A questo punto vorrei portare l’attenzione dei colleghi su due temi di grande emergenza:

· il primo è la necessità di un curricolo progressivo condiviso sul tema della materia alternativa all’ora di religione cattolica “Etica, cultura e società” che affronteremo col prossimo progetto di legge, ma che dovrà essere operativo già dal prossimo anno scolastico, quindi è molto urgente.

· Il secondo tema emergente è quello della diminuzione progressiva delle nascite in territorio e della graduale diminuzione anagrafica, con il rischio di chiusure di plessi o di classi, come paventato giorni fa per la classe prima della scuola elementare di Murata.

Per quanto riguarda il primo tema chiedo al Segretario se sia già al lavoro un gruppo specifico per l’elaborazione del curricolo della materia alternativa.

Per il secondo tema, invece, credo che da ogni problema si possa trarre qualcosa di buono, in questo caso penso che chiudere plessi o classi sia assolutamente da evitare, mentre può essere molto utile per migliorare la qualità della scuola, considerare proposte organizzative diverse e nuove, possibili con un numero inferiore di alunni rispetto ai 13/24 delle attuali classi della scuola elementare, quali organizzazioni a classi aperte con gruppi diversi dalle classi che si diversificano solamente in base all’età anagrafica.
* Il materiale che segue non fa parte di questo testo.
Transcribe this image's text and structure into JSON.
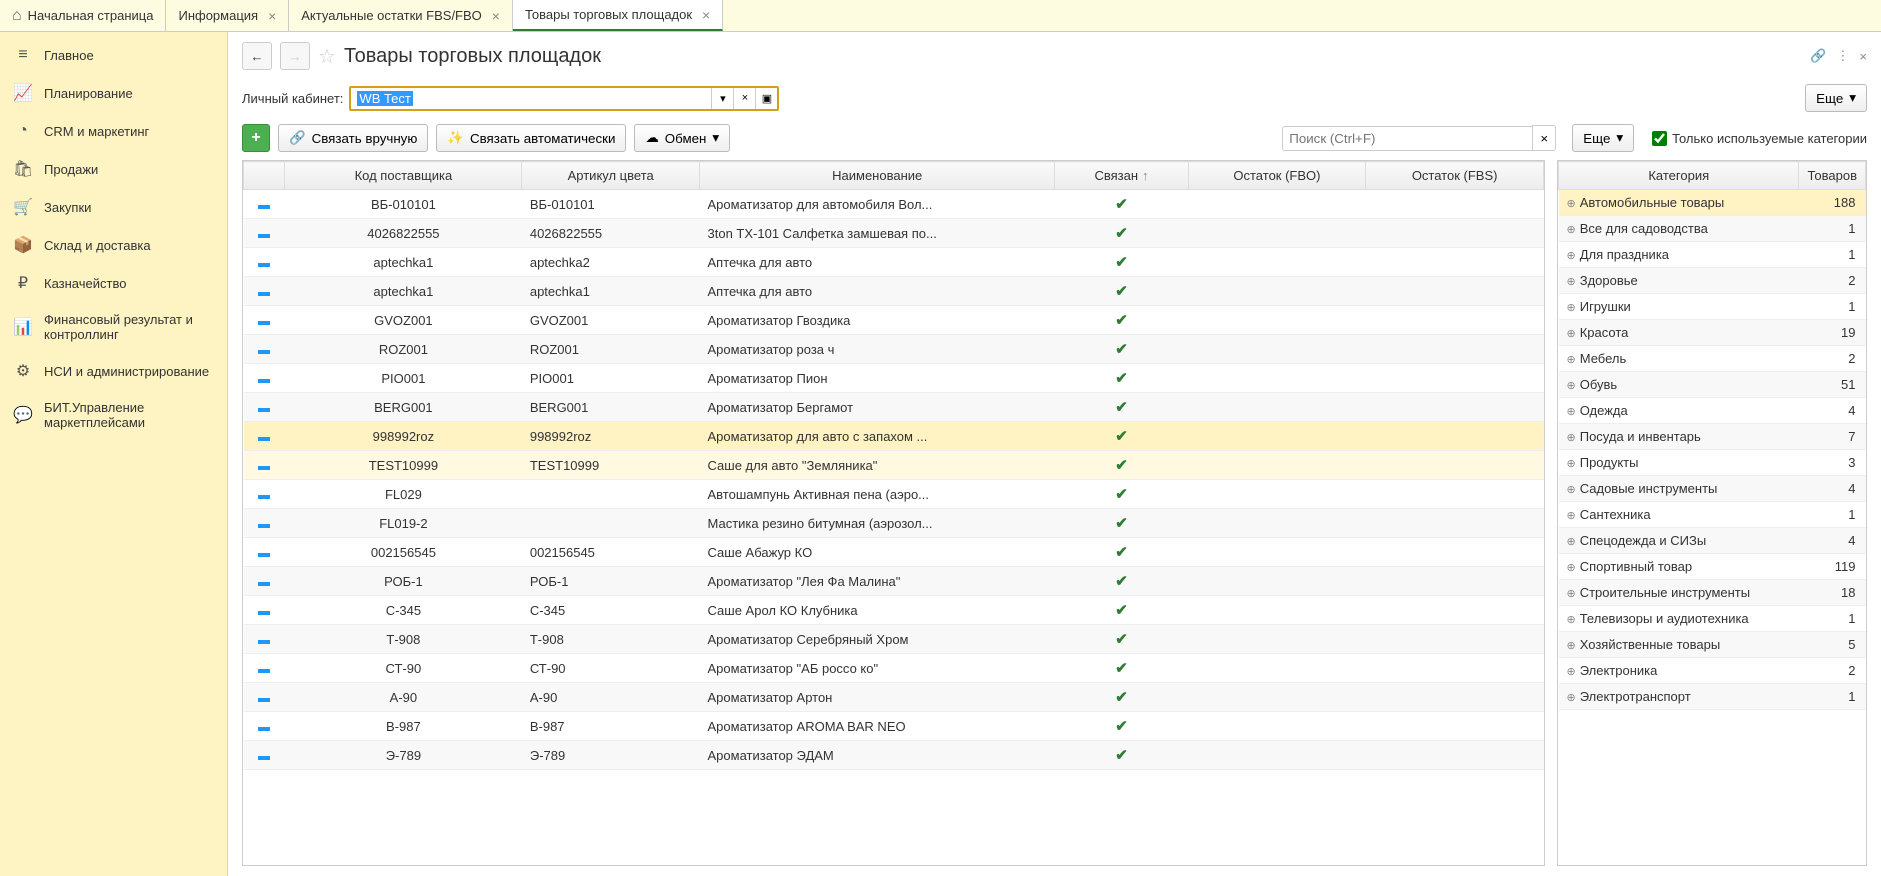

Sabato 25 maggio, ad esempio, ho letto sul Corriere di Romagna che oltre 5mila studenti delle scuole elementari del Riminese dal prossimo anno scolastico sperimenteranno il “modello finlandese” che, spiega l’assessore alla pubblica istruzione Morolli, prevede spazi, tempi e organizzazione diversi da quelli classici.

Sono convinta che il problema della diminuzione demografica degli studenti, soprattutto nella scuola di base, si possa risolvere aumentando la qualità dell’insegnamento e il benessere degli studenti senza dover chiudere nessun plesso e nessuna classe.

Oggi la pedagogia parla sempre più di insegnamento individualizzato, di didattiche diversificate e adeguate ai diversi modi di apprendere che ogni bambino ha: tutto questo rimane pura teoria e fantasia se il numero degli alunni nelle classi supera i 16/18 bambini, specialmente nella scuola di base, in cui ancora gli studenti non hanno raggiunto l’autonomia organizzativa e non hanno ancora elaborato un proprio metodo di studio.

I ragazzi devono pensare e fare, sentirsi coinvolti, lavorare con le mani, costruire, creare, poi riflettere, analizzare, elaborare e fare propri gli insegnamenti che hanno sperimentato.

Si parla sempre di orti didattici, di didattica laboratoriale, di scuole aperte al territorio, tutto ciò non si può lasciare unicamente in mano agli insegnanti volenterosi, richiede strutture adeguate e strumenti innovativi che San Marino sicuramente ha, ma richiede soprattutto attenzione all’individuo, che è molto più difficile in classi sovrappopolate e invece è favorita con numeri più limitati.

Se ci sono norme o regolamenti da modificare, facciamolo, ma non andiamo ad appesantire situazioni che possono diventare disagi per la popolazione.